In response to concerns raised by the coalition, the governor's office responded that it valued its relationship with the API Caucus.

"Racism and xenophobia have no place in California -- not during a public health emergency when it is essential we come together to support all of our communities -- not ever," spokesman Jesse Melger said in a statement to LAist.

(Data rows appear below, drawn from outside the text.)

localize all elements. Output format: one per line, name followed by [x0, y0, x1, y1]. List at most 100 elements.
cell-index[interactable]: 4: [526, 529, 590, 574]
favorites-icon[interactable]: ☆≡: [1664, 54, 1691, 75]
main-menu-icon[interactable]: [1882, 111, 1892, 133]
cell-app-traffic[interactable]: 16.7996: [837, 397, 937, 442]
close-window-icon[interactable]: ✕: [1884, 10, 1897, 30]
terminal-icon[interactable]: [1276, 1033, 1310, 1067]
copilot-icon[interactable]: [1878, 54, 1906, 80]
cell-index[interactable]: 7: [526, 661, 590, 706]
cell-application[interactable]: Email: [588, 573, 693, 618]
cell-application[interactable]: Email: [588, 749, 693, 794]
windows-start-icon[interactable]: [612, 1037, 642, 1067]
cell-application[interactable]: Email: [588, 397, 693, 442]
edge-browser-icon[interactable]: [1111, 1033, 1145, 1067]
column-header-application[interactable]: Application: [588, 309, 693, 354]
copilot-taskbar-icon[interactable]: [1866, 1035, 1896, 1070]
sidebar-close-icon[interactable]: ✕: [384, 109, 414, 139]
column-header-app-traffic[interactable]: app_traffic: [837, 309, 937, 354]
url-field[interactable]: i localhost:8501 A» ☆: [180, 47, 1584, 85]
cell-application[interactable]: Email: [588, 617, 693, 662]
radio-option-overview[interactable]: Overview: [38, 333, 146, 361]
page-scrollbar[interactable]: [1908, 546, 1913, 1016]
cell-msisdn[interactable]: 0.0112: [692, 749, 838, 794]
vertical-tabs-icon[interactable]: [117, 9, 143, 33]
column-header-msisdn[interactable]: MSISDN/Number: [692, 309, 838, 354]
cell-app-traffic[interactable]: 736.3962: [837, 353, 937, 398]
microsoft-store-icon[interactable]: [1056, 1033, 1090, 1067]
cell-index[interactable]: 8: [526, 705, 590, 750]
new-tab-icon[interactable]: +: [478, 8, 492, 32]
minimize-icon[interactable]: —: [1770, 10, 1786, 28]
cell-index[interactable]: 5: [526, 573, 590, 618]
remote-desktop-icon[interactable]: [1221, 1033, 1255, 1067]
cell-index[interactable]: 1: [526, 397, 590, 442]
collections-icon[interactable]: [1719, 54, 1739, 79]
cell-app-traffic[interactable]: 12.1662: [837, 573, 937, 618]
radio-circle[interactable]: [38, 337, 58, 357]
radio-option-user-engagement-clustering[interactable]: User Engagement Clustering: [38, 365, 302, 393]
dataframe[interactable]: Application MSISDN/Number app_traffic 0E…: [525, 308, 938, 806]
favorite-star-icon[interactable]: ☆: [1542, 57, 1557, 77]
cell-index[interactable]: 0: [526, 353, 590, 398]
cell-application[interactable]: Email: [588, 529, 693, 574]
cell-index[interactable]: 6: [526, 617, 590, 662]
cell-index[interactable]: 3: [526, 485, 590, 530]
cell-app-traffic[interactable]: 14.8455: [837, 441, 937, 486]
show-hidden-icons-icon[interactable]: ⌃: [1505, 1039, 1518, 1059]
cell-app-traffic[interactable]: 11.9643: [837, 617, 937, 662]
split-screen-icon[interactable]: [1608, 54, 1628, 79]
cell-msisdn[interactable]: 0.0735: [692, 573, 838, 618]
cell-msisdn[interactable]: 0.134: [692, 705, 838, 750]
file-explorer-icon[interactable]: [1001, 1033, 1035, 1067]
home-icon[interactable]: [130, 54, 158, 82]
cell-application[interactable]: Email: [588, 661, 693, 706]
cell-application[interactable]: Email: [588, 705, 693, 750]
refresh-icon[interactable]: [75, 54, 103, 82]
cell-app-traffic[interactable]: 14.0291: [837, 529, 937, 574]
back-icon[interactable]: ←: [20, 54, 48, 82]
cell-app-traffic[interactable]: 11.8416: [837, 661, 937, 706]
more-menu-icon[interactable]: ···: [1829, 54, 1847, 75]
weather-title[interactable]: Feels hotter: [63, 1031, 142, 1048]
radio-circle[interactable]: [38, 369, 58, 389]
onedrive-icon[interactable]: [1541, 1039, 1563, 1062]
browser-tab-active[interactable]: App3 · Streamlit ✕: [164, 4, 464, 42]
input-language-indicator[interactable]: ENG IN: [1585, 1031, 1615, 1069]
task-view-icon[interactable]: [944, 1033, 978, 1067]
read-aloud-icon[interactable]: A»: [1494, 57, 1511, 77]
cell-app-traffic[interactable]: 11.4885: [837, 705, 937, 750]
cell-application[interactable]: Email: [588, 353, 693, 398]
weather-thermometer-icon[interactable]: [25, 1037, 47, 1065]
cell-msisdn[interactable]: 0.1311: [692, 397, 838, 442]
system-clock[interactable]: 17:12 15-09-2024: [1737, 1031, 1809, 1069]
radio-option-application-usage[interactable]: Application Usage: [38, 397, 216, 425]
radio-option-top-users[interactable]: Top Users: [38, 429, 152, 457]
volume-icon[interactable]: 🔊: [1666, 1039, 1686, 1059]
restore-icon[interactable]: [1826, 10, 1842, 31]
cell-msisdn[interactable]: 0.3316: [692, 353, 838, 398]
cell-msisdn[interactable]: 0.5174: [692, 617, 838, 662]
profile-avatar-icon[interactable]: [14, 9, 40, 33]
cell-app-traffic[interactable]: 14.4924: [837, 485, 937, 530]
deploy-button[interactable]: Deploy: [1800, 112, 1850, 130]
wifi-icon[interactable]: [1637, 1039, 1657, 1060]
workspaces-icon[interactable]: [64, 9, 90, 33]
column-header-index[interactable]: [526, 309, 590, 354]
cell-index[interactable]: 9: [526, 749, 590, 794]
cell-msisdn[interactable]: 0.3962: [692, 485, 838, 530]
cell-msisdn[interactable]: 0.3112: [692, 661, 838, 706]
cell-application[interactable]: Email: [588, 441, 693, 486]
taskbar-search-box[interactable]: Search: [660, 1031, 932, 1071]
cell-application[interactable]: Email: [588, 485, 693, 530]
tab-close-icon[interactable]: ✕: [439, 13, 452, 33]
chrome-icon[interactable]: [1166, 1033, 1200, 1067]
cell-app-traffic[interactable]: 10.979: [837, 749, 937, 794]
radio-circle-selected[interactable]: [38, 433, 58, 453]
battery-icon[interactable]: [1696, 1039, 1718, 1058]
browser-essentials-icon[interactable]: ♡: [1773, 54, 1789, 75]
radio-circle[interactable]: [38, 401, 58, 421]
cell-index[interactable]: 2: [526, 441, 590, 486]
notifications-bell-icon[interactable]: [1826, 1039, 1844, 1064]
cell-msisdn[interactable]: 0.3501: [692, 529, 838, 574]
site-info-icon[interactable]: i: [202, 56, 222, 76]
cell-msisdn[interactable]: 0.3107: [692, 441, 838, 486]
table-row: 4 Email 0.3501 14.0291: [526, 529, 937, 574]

Most of the incidents reported have involved verbal attacks and shunning, but sometimes involve assault, according to Stop AAPI Hate. A few examples from the online tracker:

  • In San Francisco, someone threw a bottle at an Asian American woman while she put her baby in a car seat and yelled "Go home, Chink!"
  • A video surveillance camera captured another incident in San Francisco where a white male used a bent elbow to strike an Asian American man in the back and yelled "Chinaman, go back to China!"
  • In Los Angeles, an Asian American family was reportedly harrassed in the elevator of their apartment complex by a couple without face coverings who said "This f**king virus came from your motherf**king country" and "You nasty as roaches."
  • In Rosemead, an Asian American reported that "three Hispanic and two White individuals entered the store and cut in front of me. I spoke up and said, 'Hey, I've been in line and I'm next.'" Then the Asian American was name-called and spat on, and told to keep waiting. "The cashier spoke up and said they had (to) stop that and asked if I wanted to call the police. I declined and left the store immediately, not wanting any more confrontation."
  • A Santa Clara resident reported that a man kicked his dog and told him to shut his dog up, then spat on him, saying "Take your disease that's ruining our country. Go home."

Donalene Ferrer, a nurse who identifies as Asian American, joined Wednesday's call to talk about her personal run-in with racism in April while she and her teenaged daughter visited her mother in Oceanside and took a walk with their masks on.

A neighbor who lives three doors down from Ferrer's mother drove by with his family and shouted: "You started the corona!"

Ferrer walked over to that family's house: "So I just kind of told them 'For your information, I'm a nurse. My dad was in the military, he fought for this country, and you really shouldn't be teaching your kids racism."

Ferrer said the woman in the family started shouting obscenities at her, and her mother convinced her to walk away.

"I just feel like there's something definitely in the air," Ferrer said. "I just couldn't believe it happened to me and my daughter and my mom."